I should throw my fish back. I just wouldn’t mind weighing it first.
Brad loses whatever was stuck on his line, and Brice comes back to my cow. At least it certainly looks big enough.
“Gotta be thirty pounds,” he says as he lifts it onto the scale.
Gotta be.
I watch the needle on the scale as it settles. Thirty-six. My biggest-ever catch. I bite back a grin. I shouldn’t feel as pleased as I do.
“Grab this mother and I’ll take a picture,” Brice says.
Why not? I can always delete it. Maybe Lucy would want to see it. I hand him my phone and take the fish. The feel of it—the smell—reminds me of summers spent out on the boat with my dad.
I hold it and look into the camera.
“We can eat that tonight,” Ed says. “Great catch, Hunter.”
“Nah. We’ve got a chef booked for tonight.” I glance at my watch. It’s just over five minutes since I caught this thing. “I better get him back,” I say.
“If you’re going to do it, do it now,” Brice says.
I launch the bass off the side of the boat, watching as it comes to life after hitting the water. I bet it thought it wasn’t going to get a second chance. I hope it survives.
Before I can second-guess myself, I type out a message to my dad and send him the shot of me with the bass. We haven’t spoken in a few months. That will make his day.
Reluctantly, I retake my spot next to Ed.
“You’re a dark horse,” Ed says. “First you’re secretly dating Lucy, and now you’re a fisherman.”
I can’t help but chuckle. “Not a dark horse. I used to fish with my dad when I was a kid. Haven’t done it in years.” We would go out every weekend. I loved those weekends, just one-on-one with my dad. I wanted so badly to grow up to be exactly like him. It was why I did finance in college. I wanted to take over the family business. I wanted to become the man he was.

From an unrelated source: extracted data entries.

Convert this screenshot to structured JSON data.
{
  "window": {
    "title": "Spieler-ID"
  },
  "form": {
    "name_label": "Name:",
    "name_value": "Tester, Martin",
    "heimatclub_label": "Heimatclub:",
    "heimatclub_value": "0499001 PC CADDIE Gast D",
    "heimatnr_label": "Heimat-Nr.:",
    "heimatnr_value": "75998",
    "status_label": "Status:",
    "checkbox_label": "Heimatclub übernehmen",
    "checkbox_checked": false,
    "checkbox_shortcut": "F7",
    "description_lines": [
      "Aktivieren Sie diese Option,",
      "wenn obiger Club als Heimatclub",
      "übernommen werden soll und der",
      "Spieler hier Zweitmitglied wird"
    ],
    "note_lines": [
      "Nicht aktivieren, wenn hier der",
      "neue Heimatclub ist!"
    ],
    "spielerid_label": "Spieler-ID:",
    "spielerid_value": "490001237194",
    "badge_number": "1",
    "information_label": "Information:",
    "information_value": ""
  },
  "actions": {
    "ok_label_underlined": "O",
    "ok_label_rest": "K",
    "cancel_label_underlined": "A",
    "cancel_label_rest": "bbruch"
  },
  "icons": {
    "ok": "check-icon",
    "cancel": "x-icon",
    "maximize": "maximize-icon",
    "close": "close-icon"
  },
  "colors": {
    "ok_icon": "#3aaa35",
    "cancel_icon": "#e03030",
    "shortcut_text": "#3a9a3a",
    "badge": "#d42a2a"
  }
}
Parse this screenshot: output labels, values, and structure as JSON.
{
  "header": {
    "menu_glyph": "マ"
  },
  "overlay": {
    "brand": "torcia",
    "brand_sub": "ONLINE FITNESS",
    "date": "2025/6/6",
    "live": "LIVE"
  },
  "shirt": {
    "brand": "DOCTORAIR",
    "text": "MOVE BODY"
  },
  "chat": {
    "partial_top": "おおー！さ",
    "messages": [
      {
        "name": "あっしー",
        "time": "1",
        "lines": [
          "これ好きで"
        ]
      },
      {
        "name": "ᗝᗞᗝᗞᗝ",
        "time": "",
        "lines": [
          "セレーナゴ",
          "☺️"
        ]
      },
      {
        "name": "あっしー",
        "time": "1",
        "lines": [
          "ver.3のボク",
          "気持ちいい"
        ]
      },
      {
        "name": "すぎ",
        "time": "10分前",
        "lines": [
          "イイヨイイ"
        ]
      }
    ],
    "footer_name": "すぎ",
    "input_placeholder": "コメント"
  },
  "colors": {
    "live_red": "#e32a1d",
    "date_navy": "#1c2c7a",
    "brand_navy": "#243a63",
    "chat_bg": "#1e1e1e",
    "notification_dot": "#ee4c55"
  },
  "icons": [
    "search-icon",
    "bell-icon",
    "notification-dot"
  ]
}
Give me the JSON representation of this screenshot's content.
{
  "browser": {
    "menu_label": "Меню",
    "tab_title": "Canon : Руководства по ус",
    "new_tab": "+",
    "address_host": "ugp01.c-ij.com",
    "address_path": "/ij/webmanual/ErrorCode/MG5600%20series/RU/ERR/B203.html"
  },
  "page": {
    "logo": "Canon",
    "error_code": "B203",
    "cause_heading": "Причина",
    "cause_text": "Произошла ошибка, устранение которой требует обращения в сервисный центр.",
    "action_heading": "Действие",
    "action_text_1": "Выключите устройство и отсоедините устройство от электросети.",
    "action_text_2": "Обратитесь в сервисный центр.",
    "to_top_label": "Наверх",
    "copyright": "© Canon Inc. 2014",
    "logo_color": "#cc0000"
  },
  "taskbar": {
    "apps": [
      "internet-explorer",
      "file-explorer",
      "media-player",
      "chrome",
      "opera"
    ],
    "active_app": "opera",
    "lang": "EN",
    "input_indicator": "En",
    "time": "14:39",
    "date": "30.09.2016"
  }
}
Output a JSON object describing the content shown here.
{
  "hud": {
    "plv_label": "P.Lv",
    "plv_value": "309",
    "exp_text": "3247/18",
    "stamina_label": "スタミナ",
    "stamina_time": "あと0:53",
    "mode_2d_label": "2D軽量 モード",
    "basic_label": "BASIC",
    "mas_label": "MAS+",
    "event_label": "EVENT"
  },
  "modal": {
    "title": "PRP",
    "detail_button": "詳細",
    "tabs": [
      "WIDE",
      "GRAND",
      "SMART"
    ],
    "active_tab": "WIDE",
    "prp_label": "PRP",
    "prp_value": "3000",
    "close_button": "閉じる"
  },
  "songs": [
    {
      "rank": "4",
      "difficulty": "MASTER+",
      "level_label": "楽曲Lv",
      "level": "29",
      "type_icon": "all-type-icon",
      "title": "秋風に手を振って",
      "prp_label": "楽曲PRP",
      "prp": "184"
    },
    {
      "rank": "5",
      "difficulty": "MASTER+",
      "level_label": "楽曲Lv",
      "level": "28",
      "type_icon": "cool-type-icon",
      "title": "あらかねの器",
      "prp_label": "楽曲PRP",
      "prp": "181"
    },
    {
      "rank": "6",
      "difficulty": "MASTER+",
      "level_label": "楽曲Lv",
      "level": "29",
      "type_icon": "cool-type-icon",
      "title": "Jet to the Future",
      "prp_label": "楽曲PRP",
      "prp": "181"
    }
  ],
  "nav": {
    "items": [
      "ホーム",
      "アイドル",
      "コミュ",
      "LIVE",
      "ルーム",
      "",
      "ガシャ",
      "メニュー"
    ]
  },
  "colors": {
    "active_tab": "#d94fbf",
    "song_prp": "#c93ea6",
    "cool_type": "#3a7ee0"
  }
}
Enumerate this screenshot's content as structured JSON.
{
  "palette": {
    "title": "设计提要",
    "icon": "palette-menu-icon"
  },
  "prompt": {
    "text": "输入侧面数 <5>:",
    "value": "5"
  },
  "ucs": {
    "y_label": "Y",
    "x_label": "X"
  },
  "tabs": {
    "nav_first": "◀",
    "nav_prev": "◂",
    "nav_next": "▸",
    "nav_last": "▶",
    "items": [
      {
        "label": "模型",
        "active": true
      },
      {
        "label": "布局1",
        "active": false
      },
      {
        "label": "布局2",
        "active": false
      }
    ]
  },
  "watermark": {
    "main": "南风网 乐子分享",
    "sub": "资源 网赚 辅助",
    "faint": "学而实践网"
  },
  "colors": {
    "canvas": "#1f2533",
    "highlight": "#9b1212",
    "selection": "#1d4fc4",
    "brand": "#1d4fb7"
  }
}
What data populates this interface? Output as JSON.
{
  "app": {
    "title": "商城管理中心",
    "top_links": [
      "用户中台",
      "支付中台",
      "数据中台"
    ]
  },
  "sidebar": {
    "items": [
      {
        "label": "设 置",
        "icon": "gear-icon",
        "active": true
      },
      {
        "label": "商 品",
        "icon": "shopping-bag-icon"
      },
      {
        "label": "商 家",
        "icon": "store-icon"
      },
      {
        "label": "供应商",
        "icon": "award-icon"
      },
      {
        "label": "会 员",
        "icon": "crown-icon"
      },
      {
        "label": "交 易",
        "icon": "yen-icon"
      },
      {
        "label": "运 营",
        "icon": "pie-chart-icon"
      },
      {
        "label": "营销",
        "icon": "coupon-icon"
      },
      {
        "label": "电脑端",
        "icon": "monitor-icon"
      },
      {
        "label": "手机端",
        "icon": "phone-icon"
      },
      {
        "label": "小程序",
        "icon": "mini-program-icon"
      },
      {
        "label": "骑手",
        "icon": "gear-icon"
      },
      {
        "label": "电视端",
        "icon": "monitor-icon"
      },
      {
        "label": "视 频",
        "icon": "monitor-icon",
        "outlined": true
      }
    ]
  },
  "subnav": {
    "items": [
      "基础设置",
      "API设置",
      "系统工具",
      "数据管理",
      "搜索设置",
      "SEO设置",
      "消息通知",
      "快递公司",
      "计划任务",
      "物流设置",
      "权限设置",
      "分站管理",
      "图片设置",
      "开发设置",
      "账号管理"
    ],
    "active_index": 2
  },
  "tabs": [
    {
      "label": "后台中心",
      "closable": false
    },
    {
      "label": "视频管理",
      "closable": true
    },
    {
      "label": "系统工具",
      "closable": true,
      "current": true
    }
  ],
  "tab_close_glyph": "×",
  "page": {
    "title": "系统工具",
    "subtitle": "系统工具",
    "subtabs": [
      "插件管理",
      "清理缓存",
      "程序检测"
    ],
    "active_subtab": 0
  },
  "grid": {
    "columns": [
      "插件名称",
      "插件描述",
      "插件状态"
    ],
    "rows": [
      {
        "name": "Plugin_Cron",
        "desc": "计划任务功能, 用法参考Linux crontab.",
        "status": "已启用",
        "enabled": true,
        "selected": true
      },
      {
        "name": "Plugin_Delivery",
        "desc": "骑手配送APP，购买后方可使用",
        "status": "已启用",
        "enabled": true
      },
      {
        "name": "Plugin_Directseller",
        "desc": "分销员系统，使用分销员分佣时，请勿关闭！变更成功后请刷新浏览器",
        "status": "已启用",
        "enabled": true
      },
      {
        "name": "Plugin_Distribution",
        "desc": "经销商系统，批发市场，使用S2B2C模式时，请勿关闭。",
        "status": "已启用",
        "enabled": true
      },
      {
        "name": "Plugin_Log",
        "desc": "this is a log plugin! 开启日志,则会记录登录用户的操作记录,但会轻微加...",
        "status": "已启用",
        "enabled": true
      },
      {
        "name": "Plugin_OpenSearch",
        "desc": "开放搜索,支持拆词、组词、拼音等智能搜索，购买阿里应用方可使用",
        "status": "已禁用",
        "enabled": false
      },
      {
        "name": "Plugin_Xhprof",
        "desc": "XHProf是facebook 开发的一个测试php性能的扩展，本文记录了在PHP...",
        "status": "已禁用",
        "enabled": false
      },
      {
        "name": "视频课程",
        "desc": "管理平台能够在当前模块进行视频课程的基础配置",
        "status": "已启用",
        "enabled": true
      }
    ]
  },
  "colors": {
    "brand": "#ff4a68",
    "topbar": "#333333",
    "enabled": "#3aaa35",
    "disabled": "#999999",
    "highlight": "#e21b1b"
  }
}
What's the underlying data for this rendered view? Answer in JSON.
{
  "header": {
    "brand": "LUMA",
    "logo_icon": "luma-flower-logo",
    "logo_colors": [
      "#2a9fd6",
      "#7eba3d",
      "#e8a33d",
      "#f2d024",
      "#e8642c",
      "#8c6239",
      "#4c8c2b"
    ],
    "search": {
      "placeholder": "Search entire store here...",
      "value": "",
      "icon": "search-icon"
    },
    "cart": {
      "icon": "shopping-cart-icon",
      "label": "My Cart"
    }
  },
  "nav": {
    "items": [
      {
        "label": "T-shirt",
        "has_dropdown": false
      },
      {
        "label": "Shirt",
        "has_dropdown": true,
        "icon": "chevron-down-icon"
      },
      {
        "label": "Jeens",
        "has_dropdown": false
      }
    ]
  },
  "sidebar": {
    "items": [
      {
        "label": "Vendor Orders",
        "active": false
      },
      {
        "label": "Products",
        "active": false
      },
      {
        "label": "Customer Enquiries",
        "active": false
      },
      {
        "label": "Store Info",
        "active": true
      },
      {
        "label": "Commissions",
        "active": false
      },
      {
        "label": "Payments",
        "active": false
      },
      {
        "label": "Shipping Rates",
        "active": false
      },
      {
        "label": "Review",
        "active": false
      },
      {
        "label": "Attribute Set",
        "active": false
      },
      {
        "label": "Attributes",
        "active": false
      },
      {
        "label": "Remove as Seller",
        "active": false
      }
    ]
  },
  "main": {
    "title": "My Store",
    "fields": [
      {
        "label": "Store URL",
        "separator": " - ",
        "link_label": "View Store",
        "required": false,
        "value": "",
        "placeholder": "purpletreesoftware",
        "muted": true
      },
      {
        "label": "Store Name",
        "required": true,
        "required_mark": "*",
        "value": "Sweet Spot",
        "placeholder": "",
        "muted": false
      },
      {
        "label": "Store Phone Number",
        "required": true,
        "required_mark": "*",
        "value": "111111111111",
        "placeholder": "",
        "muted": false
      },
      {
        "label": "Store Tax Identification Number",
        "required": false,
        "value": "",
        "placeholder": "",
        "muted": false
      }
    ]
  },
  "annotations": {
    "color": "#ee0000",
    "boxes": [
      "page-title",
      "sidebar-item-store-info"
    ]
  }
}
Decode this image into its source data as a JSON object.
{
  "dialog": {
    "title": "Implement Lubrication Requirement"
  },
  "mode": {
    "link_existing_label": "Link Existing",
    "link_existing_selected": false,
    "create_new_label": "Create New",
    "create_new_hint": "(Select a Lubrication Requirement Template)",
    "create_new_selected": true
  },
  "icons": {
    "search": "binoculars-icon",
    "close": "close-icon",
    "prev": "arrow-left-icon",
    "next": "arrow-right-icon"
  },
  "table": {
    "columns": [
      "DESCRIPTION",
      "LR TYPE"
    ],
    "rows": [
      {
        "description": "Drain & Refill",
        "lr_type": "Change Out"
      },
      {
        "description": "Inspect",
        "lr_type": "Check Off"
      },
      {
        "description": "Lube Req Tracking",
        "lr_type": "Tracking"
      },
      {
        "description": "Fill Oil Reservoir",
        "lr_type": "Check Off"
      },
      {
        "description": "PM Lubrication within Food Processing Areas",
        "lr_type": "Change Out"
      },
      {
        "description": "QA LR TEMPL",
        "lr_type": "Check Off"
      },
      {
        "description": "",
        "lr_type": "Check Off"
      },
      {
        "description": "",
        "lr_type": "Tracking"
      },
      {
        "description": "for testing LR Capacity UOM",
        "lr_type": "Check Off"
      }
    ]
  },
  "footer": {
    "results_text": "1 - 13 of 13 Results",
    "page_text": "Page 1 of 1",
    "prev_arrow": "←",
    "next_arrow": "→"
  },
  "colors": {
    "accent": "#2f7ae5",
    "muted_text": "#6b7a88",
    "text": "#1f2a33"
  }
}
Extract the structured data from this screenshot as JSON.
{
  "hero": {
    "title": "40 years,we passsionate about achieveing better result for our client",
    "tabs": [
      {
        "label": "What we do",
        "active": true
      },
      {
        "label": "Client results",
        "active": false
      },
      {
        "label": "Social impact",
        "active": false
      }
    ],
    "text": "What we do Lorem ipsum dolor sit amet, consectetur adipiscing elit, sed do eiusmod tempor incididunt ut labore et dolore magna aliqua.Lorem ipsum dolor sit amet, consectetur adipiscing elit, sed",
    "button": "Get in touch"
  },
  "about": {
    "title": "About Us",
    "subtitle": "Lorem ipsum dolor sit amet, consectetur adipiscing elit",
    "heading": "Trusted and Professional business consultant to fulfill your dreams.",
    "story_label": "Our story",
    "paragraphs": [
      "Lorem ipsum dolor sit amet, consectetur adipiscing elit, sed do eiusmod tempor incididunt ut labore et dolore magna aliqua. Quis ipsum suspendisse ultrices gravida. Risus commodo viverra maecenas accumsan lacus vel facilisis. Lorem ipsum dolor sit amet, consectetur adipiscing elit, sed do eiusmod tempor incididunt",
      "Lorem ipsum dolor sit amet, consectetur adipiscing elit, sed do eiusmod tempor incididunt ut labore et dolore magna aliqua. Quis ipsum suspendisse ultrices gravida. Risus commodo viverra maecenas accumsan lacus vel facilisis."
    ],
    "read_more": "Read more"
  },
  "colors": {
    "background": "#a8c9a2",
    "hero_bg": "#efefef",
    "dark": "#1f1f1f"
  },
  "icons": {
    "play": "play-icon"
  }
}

And then everything changed.
“Have you spoken to him?” Ed asks.
“My dad? Sure. A few weeks back.” It’s a lie. But a small one.
“That’s not what I mean. Have you spoken to him about the business?”
I gaze out at the ocean. “Nope. What’s the point? He either knew the business was going down and let me take over a sinking ship, or he didn’t know, which makes him an idiot. Either way, there’s no upside to talking to him about it.” Dad finally retired five years after I graduated college. I’d spent those five years learning the business from top to bottom—or so I thought. I knew the clients. I understood the regulatory requirements. I was ready.
Except I wasn’t. Dad had kept the financial performance of the business a secret. He’d told me parts, but I never got enough information to get a full picture. I can’t help but think that was deliberate. He had to know Bain Insurance was in dire financial straits. The lease on our offices was too expensive and so tightly drafted it was impossible to get out of or move and sublet. The salaries of a lot of the people who’d been there long before me were vastly inflated, but too much valuable company history sat with them, so it was impossible to fire them. And there wasn’t any new business coming through.
I tried everything I could to save the business. It was unsalvageable.
“But maybe he has an explanation.”
“He’s had plenty of time to give it to me. It’s been nearly six years since we filed Chapter 7.”
I spent a long time blaming myself. My dad had run Bain Insurance for most of his professional life, and he’d provided our family with a good life. We had a vacation home on the lake. A home in one of the nicest suburbs in Philadelphia. We never wanted for anything. It was an idyllic life. One I wanted to replicate for my own family.
“Maybe he’s embarrassed.”
“So letting his son take the fall is okay?”
“No one thinks Bain failing had anything to do with you.”
I let out a cynical laugh. “Of course they do. They all look at the situation and see that Brian Bain ran a successful business his whole life, and then within a couple of years of his son taking over, it was all gone. And he’s been a coward all these years and never set anyone straight.”